In a word: lackluster.
That is the word I would use to describe the first scenario of the new Hekinoe campaign.
Ok, that isn't entirely true. I had fun gaming, and everyone else seemed to as well. The guys were confused and didn't know what was going on or where to go, and everything they knew was different. I really liked the way the random memory mechanic worked. They drew a neat looking card and got a memory that they had no idea how to process. The memory cards are pretty cool. They are a Cthulhu themed tarot deck, so there are all these vaguely creepy images and Great Old Ones on them. Definitely neater than a 5 of Spades.
The players woke up in a basement with no memory and no equipment, at level 1. Over the course of the scenario, they thought real hard and got a few memories back, albeit ones that didn't really explain much of anything, so by the end of the scenario they didn't know too much more about anything than they did at the start. I loved it when they discovered that it was ten years after the events of last campaign.
Jeremy didn't seem to be having any fun. He seemed more frustrated by what was going on than interested in figuring it out. Hopefully, as they do research and figure things out he'll become more interested. Fred role-played Kethralzahn's attitude very well and exactly as I asked him to, and Eric and Jeremy had D'alton and Xein respond as I expected they would, which is to say loudly, Jeremy more loudly than necessary. The role-playing was a little rough, most of the scenario was the group talking with each other about what to do, but when they did talk to NPCs, it went pretty well. John spoke up a lot more than last campaign, which I really liked.
Thinking about it now, I guess that it makes sense that Jeremy is frustrated.
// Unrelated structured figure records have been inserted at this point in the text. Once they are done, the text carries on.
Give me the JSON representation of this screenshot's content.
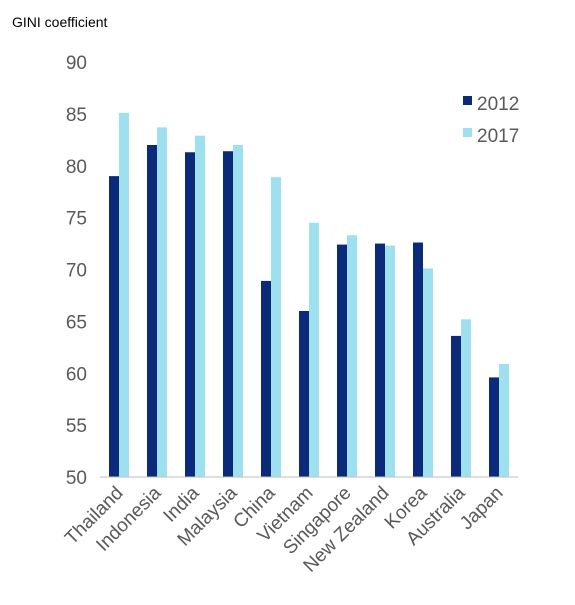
{
  "chart_data": {
    "type": "bar",
    "ylabel": "GINI coefficient",
    "ylim": [
      50,
      90
    ],
    "yticks": [
      50,
      55,
      60,
      65,
      70,
      75,
      80,
      85,
      90
    ],
    "grid": false,
    "legend_position": "top-right",
    "categories": [
      "Thailand",
      "Indonesia",
      "India",
      "Malaysia",
      "China",
      "Vietnam",
      "Singapore",
      "New Zealand",
      "Korea",
      "Australia",
      "Japan"
    ],
    "series": [
      {
        "name": "2012",
        "color": "#0b2a7a",
        "values": [
          79.0,
          82.0,
          81.3,
          81.4,
          68.9,
          66.0,
          72.4,
          72.5,
          72.6,
          63.6,
          59.6
        ]
      },
      {
        "name": "2017",
        "color": "#9ee0ee",
        "values": [
          85.1,
          83.7,
          82.9,
          82.0,
          78.9,
          74.5,
          73.3,
          72.3,
          70.1,
          65.2,
          60.9
        ]
      }
    ]
  }
}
I designed the first scenario and the memory mechanic to make them confused and to turn everything upside down on them. This campaign is supposed to be them figuring things out and returning to their previous position of power. I guess it makes sense that for a while, they'll be off kilter and confused about what is happening. I'm just concerned about them being too off kilter and confused and getting more pissed off than intrigued. If they're not interested in figuring things out, there's no point to the campaign.
The whole empowerment thing I've been hoping to happen went alright. For the longest time, I have wanted them to take their character's destinies into their own hands and start making decisions about what they want to do. I hated that they were 15th level and they thought they were all badass, but were still waiting around for Nakmander to tell them what to do. This campaign is about them and the decisions they make and the things they want to do. Planning and decision making are not their strengths, but they set out some goals, and as they get more information and become more accustomed to making decisions and plotting out what they want to do, I think it will get better for them.
Overall, I think it could have gone better, but I am very optimistic about the future of this campaign. Even if the campaign doesn't work out and they lose interest in what happened over the past ten years, we still have that door in Derf's old room to play with.